Thursday’s here again and we have a new stable test network for you as PunchNet winds down. Impressive work as always from the community, and it’s wonderful to see all the dashboards brightening up the thread. Unfortunately they’re not showing much action right now as the faucet is broken and uploads are not working too well. We think this is because relay nodes used for hole punching are taking a beating, so we’ve put in a fix there. The new testnet has this improvement in place, as well as some other goodies, so do sample the PunchBowl - we’ll be taking the PunchNet alpha down shortly.
Thanks too for testing out the TUI pre-MVP. The first iteration went a little bonkers for some folks, spawning multiple screens per second, but that is fixed now. Please try the main branch if you’re happy with building it yourself. Otherwise we’ll have something to download shortly.

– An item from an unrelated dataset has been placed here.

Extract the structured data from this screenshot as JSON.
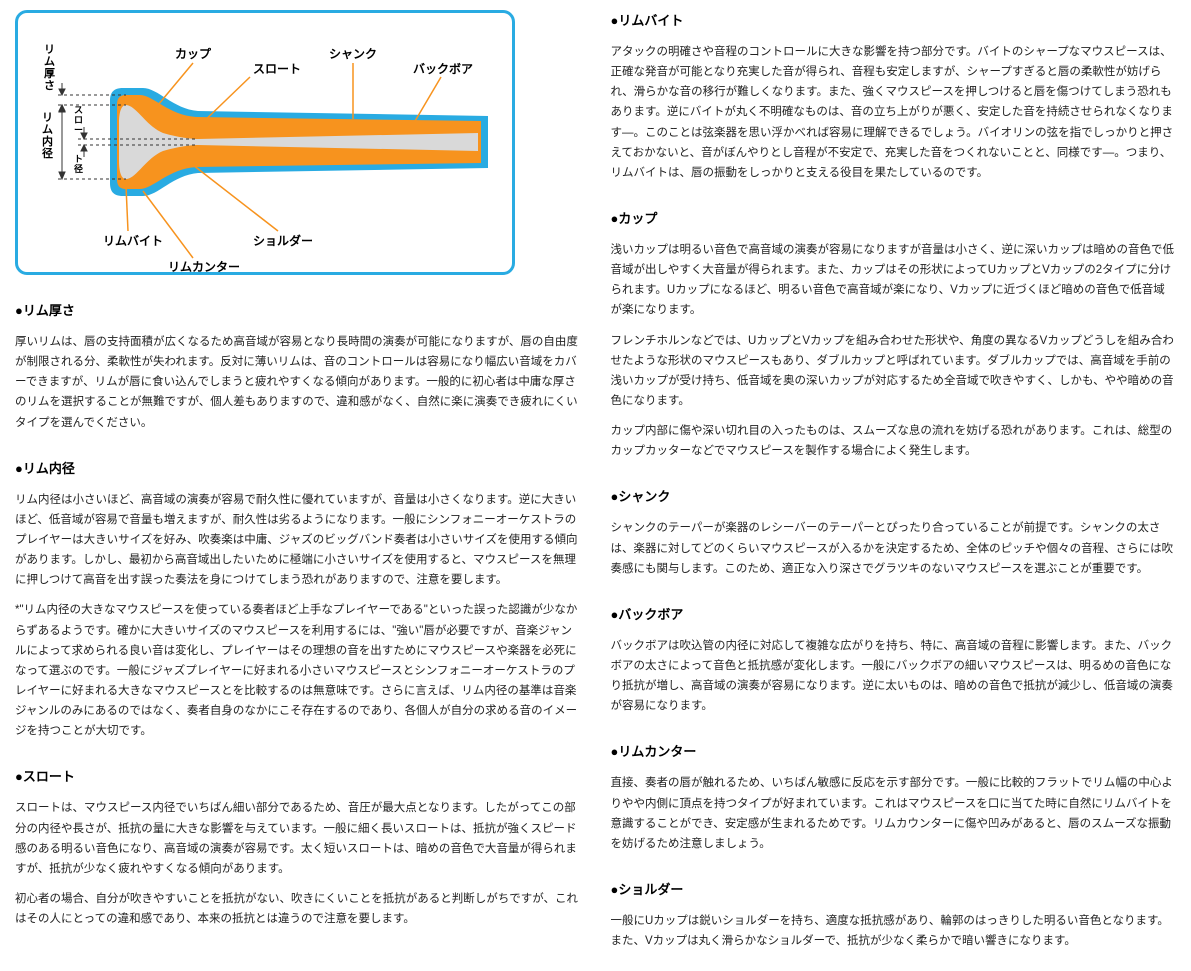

And saving the best news for last, we have a new team member @mazzi - He’s got a wealth of experience in a lot of languages, systems and teams and will be helping us push forward on all fronts! Over to you Lautaro.

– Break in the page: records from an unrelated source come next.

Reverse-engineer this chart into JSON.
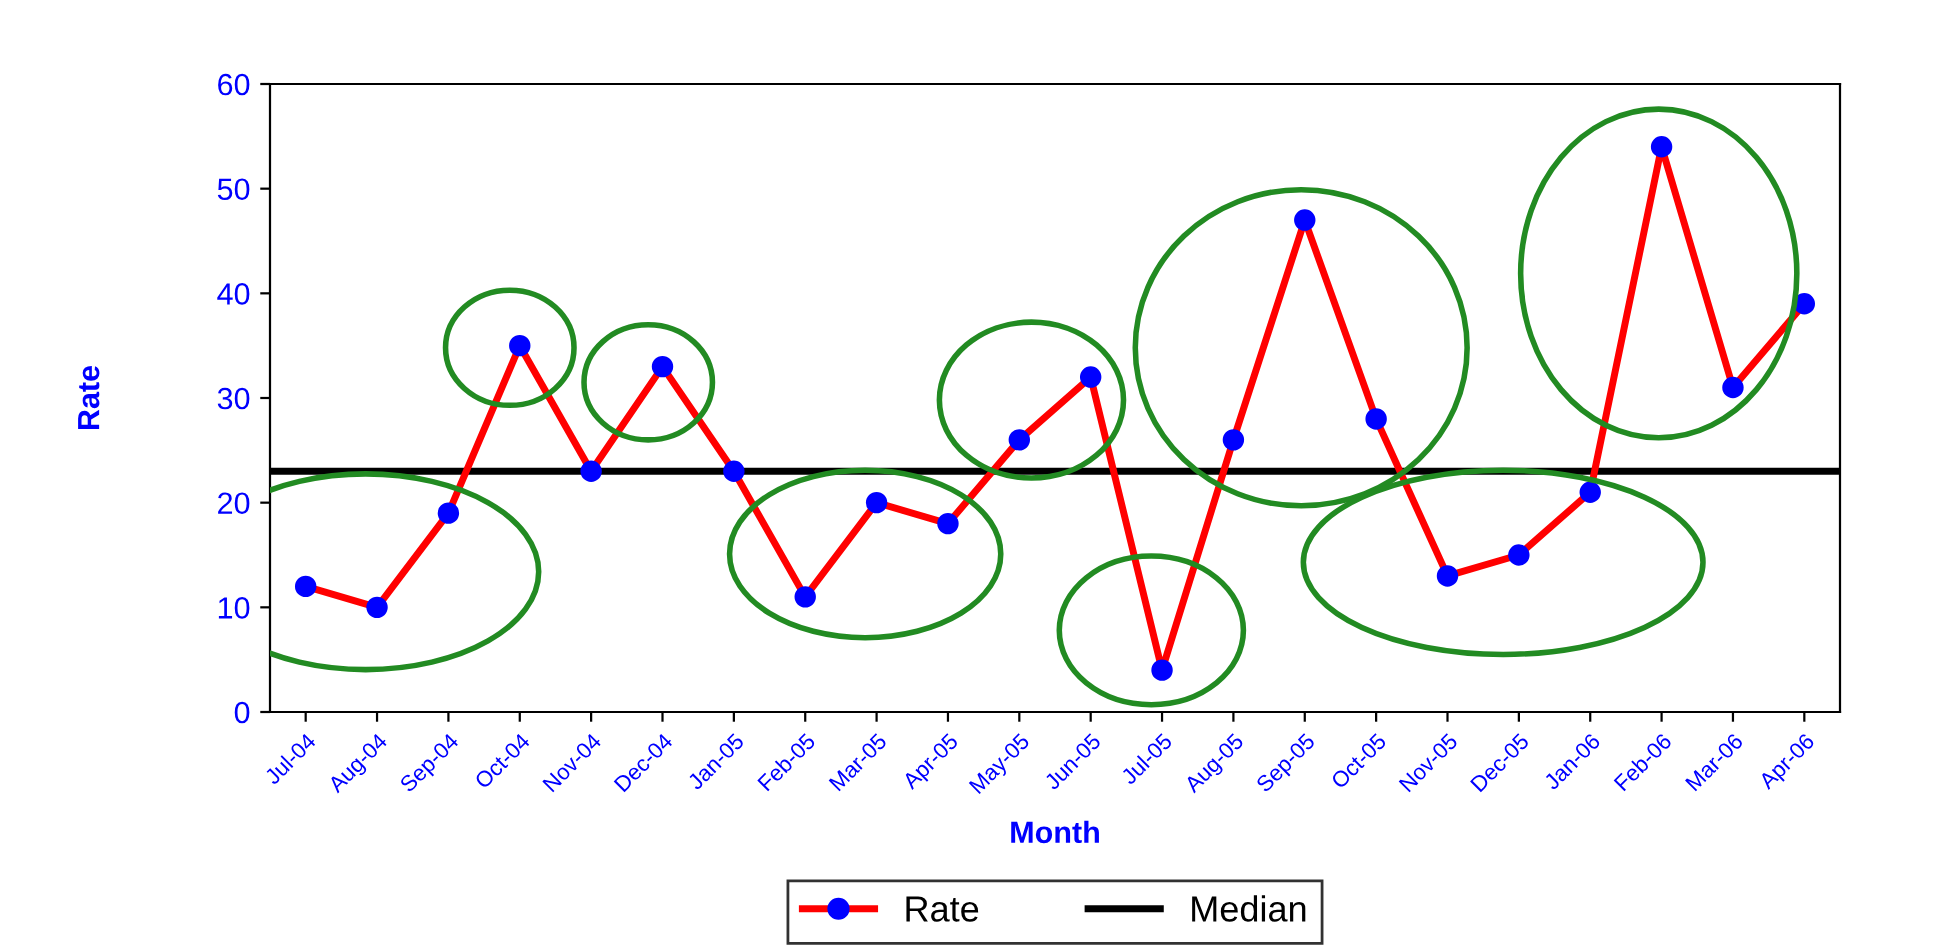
{
  "chart_data": {
    "type": "line",
    "xlabel": "Month",
    "ylabel": "Rate",
    "categories": [
      "Jul-04",
      "Aug-04",
      "Sep-04",
      "Oct-04",
      "Nov-04",
      "Dec-04",
      "Jan-05",
      "Feb-05",
      "Mar-05",
      "Apr-05",
      "May-05",
      "Jun-05",
      "Jul-05",
      "Aug-05",
      "Sep-05",
      "Oct-05",
      "Nov-05",
      "Dec-05",
      "Jan-06",
      "Feb-06",
      "Mar-06",
      "Apr-06"
    ],
    "series": [
      {
        "name": "Rate",
        "color": "#ff0000",
        "colors": [
          "#0000ff",
          "#0000ff",
          "#0000ff",
          "#0000ff",
          "#0000ff",
          "#0000ff",
          "#0000ff",
          "#0000ff",
          "#0000ff",
          "#0000ff",
          "#0000ff",
          "#0000ff",
          "#0000ff",
          "#0000ff",
          "#0000ff",
          "#0000ff",
          "#0000ff",
          "#0000ff",
          "#0000ff",
          "#0000ff",
          "#0000ff",
          "#0000ff"
        ],
        "values": [
          12,
          10,
          19,
          35,
          23,
          33,
          23,
          11,
          20,
          18,
          26,
          32,
          4,
          26,
          47,
          28,
          13,
          15,
          21,
          54,
          31,
          39
        ]
      }
    ],
    "ref_lines": [
      {
        "axis": "y",
        "value": 23,
        "label": "Median",
        "color": "#000000"
      }
    ],
    "ylim": [
      0,
      60
    ],
    "yticks": [
      0,
      10,
      20,
      30,
      40,
      50,
      60
    ],
    "grid": false,
    "legend": "bottom",
    "marker": "circle",
    "line_style": "solid"
  }
}
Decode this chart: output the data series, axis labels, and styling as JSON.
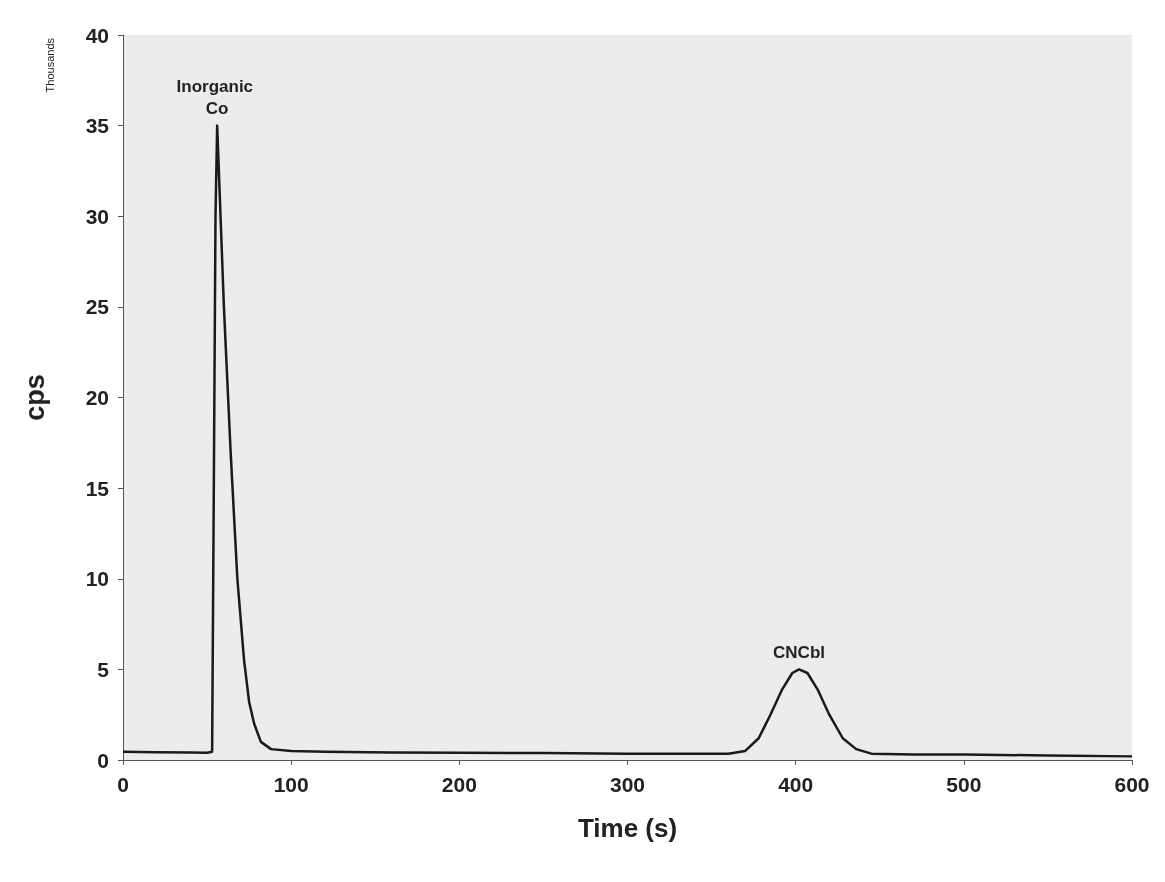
{
  "chart_data": {
    "type": "line",
    "xlabel": "Time (s)",
    "ylabel": "cps",
    "xlim": [
      0,
      600
    ],
    "xticks": [
      0,
      100,
      200,
      300,
      400,
      500,
      600
    ],
    "ylim": [
      0,
      40
    ],
    "yticks": [
      0,
      5,
      10,
      15,
      20,
      25,
      30,
      35,
      40
    ],
    "grid": false,
    "marker": "none",
    "line_style": "solid",
    "series": [
      {
        "color": "#1a1a1a",
        "x": [
          0,
          20,
          40,
          50,
          53,
          54,
          55,
          56,
          58,
          60,
          64,
          68,
          72,
          75,
          78,
          82,
          88,
          100,
          120,
          160,
          200,
          250,
          300,
          340,
          360,
          370,
          378,
          385,
          392,
          398,
          402,
          407,
          413,
          420,
          428,
          436,
          445,
          470,
          500,
          550,
          600
        ],
        "values": [
          0.45,
          0.43,
          0.42,
          0.4,
          0.45,
          15,
          30,
          35,
          30,
          25,
          17,
          10,
          5.5,
          3.2,
          2,
          1,
          0.6,
          0.5,
          0.45,
          0.42,
          0.4,
          0.38,
          0.35,
          0.35,
          0.35,
          0.5,
          1.2,
          2.5,
          3.9,
          4.8,
          5,
          4.8,
          3.9,
          2.5,
          1.2,
          0.6,
          0.35,
          0.3,
          0.3,
          0.25,
          0.2
        ]
      }
    ],
    "annotations": [
      {
        "text": "Inorganic Co",
        "x": 56,
        "y": 35
      },
      {
        "text": "CNCbl",
        "x": 402,
        "y": 5
      },
      "Thousands"
    ]
  }
}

Hi - my name is Lautaro (@mazzi) and I’m a Software Engineer originally from Buenos Aires, Argentina.
I’m an active user of DuckDuckGo, Signal, Firefox, VPNs and Tor. Now I’m trying to get into Autonomi. Decentralised and encrypted internet is the way to go. I’ve worked mostly with scripting languages like PHP, Python, Ruby, JavaScript; frameworks like RoR, Django and React. Sometimes I compile too (Java, C/C++, Rust).
Glad to see that day by day there’s an honest interest in privacy and security on this incredible thing that the internet is. My personal website: https://mazzi.github.io
General progress
The team has been working on the TUI, releasing a test version earlier this week. The TUI is basically a wrapper around node-manager
. Soon we’ll be ready to release this as a downloadable binary with which users can easily control, nodes but there are a few issues to get out of the way first. Thanks to all who have tested it – the spawning issue should be fixed now.
Another strand of work is tracking users on the beta testing, so we can tell who has earned what for rewards. We have a couple of PRs in on this from @roland and @joshuef.
There has been some fun and games with our internal processes where minor releases were updating crates.io and causing confusion. This is now fixed so that only stable releases update the crates.io Rust package registry.
@anselme is going over the DAG with @qi_ma, looking for optimisations and ensuring privacy is not compromised by the audit process. It’s a matter of ensuring spends are going to the right place and double spends forbidden, without metadata in the “reasons” field revealing identities. They have worked out a design for Spend reasons that uses a size-constrained cipher to prevent abuse, plus a test.
As well as continuing to probe AutoNAT, @bzee is looking into issues arising from the PunchNet, as reported by the community, including deterioration in performance over time with respect to errors, RAM and connection issues. We suspect this is connected with upload problems and are experimenting with randomising relay nodes so that certain individual nodes do not get hammered. @roland is also filtering out nodes marked as bad from relay duty.
@joshuef focused on release flow tweaks, PunchNet catch up, and some adjustments and reviews related to the TUI. He and @qi_ma also moved forwards with reward_forwarding
ie, how to automatically ensure that beta testers are rewarded according to their work (and that should also allow node operators to consolidate rewards in a single wallet down the line).
Finally, @bux @jimcollinson and @andrew are hard at work on duck duty, as in getting them all in a row prior to beta.